Humperdink লেবেলটি সহ পোস্টগুলি দেখানো হচ্ছে৷ সকল পোস্ট দেখান
Humperdink লেবেলটি সহ পোস্টগুলি দেখানো হচ্ছে৷ সকল পোস্ট দেখান

৩ অক্টোবর, ২০১৬

"Every branch of the government could stand an 11% shrinking."

Said MadisonMan, commenting on my post expressing skepticism about the notion that the Supreme Court is "short-handed" when it has only 8 Justices instead of 9.

If the problem is that an odd number is so much better than an even number, why not 7?

I like this comment too, from Humperdink:
"Shorthanded" is a classic hockey term. One team is down a player, which results in the opposing team having a man (or woman) advantage, appropriately named a "power play". When the shorthanded time frame ends, both teams are at "even strength".

With the Supreme Court, I would prefer the even strength situation, as opposed to a power play. Maybe we would get less highly partisan rulings. Let the lower courts have their fun.
Once you visualize the Supreme Court as 2 teams playing against each other competitively, then it's the odd number that is the problem. The liberals have been playing short-handed for — what? — a quarter century? I'm counting from the year Clarence Thomas replaced Thurgood Marshall.

By the way:
The new Smithsonian National Museum of African-American History and Culture treats conservative Supreme Court Justice Clarence Thomas like a mere footnote while heralding the woman who accused him of sexual harassment, Anita Hill....
Ah, yes. 1991, the year America got its consciousness raised on the subject of sexual harassment awareness. 7 years later, we got our consciousness lowered.
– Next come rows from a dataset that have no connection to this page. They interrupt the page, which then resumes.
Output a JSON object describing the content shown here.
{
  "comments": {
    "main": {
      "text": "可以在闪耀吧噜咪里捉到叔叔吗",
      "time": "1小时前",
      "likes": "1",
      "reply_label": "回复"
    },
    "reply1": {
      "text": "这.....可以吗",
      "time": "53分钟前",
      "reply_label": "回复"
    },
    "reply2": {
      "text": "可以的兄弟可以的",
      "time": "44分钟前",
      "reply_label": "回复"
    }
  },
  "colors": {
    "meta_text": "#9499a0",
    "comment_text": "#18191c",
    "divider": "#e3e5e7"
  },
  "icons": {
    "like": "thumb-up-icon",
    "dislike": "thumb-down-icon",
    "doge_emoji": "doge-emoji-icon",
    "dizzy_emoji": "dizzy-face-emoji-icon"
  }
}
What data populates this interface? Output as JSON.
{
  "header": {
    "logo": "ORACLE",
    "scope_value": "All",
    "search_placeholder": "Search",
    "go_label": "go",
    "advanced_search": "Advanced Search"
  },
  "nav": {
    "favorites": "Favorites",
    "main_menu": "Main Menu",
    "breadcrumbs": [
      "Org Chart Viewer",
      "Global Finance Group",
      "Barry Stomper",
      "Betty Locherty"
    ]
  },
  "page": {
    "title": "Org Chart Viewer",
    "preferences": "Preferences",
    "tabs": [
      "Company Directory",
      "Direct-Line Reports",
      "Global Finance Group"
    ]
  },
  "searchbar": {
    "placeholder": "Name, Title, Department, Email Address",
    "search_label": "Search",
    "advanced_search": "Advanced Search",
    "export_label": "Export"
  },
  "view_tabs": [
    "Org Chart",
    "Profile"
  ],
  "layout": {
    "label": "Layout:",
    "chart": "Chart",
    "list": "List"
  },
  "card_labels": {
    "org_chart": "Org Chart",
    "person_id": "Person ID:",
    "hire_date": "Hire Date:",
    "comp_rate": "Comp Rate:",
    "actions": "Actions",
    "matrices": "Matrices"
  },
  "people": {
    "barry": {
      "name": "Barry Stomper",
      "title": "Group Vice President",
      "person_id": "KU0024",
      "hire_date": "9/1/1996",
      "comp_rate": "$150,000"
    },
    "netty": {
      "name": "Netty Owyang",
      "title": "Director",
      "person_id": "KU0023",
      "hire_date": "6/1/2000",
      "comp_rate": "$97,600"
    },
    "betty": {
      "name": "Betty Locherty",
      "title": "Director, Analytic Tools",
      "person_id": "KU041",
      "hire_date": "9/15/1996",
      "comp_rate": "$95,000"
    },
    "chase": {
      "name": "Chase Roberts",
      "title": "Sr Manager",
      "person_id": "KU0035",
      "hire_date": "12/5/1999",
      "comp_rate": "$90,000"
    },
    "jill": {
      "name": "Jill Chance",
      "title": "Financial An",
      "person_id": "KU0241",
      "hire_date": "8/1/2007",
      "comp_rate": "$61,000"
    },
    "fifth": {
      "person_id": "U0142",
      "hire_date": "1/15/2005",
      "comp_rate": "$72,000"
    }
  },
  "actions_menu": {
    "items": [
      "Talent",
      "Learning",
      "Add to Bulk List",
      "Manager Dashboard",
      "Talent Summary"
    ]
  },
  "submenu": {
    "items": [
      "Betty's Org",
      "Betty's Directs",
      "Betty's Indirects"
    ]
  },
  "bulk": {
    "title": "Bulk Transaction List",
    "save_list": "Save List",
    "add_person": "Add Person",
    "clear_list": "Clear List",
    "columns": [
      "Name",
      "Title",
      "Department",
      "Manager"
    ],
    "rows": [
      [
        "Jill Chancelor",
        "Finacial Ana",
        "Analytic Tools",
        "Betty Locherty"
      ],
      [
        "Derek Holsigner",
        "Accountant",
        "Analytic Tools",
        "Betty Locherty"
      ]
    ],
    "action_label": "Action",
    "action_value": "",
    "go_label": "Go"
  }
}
ADDED: The special ice hockey meaning of "short-handed" goes back only to 1939, according to the unlinkable Oxford English Dictionary. The oldest meaning of the word is "Niggardly, mean; inefficient, ineffective," as in "My Hostesse was not short, either handed, or witted" (1622). Second-oldest is how I think of the word: "Lacking a full complement of ‘hands’, undermanned, understaffed."

And I want to say that I think it would be terrible for the Court to have a locked-in 5-Justice liberal or conservative majority. What we have had for the last 2 or 3 decades has been 2 minority factions with 1 or 2 swing voters. Now, these swing voters — O'Connor and Kennedy — could be characterized as conservative. They were, of course, appointed by a conservative President, Ronald Reagan. But conservative Presidents don't necessarily produce conservative Justices. Justice Souter showed that very well.

It has been tiresome dealing with 5-4 decisions determined by a swing voter, what with the absurd attention to how Justice Kennedy thinks about things. Much as I would like to move beyond this era of Supreme Court decision-making, I don't like the idea of a predictable 5-person majority on either the conservative or the liberal side.

I would not mind staying with an 8-person Court, where majorities require the 2 sides to find ways to come together and produce some legal thinking that would feel more like law and less like politics.